The women ordered Bacardi-and-Cokes and tried their best to talk to me. But I had been drinking far too much and had become
somewhat — no, excessively — morose and introspective. Despite my best efforts, I could not shake the gloominess off and presently
the pair of them lost interest in me. I heard one of them whispering:

—He's too old. He wouldn't have any lead in his pencil, Jackie.

—You know there are rumours going around about him? My husband says he's not all that he seems.

I stiffened sharply the minute I heard her saying that. Because it had just dawned on me who her husband was none other than
the interfering driver. I felt my fist clenching but restrained myself admirably:

—Auld Pappie, I said, now be a good Pappie.

As I drove home from the club in the early hours of the morning, I cheered myself by thinking how absolutely perfect it had
been for Ronan Collins to play a John Martyn record that day I'd found Catherine, when my search had come to an end. Or one
which had sounded very much like him - husky and kind of deeply spiritual, otherworldly.

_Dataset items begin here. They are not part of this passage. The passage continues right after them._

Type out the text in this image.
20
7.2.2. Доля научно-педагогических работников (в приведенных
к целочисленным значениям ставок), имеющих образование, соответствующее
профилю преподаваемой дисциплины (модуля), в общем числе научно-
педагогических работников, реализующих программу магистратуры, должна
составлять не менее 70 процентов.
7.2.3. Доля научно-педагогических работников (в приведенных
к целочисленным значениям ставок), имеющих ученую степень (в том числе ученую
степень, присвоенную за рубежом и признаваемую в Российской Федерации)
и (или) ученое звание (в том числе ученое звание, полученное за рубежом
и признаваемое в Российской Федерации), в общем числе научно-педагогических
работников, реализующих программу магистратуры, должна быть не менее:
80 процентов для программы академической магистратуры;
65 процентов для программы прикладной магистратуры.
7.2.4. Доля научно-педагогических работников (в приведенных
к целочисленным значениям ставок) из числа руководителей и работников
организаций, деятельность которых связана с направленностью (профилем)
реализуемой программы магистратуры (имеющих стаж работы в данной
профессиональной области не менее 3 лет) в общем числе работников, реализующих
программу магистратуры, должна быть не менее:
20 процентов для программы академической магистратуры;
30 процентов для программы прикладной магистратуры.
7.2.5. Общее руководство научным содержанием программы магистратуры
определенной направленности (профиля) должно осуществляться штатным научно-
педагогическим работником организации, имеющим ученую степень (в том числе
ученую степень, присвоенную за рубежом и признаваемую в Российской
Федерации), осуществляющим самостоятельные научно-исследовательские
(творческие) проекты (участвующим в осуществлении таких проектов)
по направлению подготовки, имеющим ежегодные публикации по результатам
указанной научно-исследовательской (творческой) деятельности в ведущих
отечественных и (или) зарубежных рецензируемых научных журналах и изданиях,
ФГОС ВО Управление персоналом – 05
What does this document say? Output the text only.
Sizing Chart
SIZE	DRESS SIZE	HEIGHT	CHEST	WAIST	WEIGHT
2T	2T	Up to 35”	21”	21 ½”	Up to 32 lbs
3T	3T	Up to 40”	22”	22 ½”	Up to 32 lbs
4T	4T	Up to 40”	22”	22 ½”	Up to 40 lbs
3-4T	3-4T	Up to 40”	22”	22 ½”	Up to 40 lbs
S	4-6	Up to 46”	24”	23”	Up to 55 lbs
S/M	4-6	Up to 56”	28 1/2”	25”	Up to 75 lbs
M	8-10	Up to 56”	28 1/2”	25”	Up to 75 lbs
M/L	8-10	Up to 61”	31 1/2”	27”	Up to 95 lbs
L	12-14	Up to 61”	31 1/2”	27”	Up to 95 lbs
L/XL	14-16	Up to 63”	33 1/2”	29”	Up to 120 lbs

—May you never lay your head down without a hand to hold, I sang softly to myself.

It was a long way from the oppressive, furtive atmosphere of an obnoxious nightclub with its covetous, duplicitous, scrawny-legged
dancers. And suspicious taxi drivers' wives muttering accusations against you. All inhabiting a place that held no attractions,
a place that was dead and redundant, calcified.

For that was how it seemed to me now - a world of ash.

When compared with our crystal castle of the heart, our winterwood home where we'd endure for ever and beyond.

As Ned would say:

Till the very last pea was out of the pot, Till the angels quit heaven's golden halls.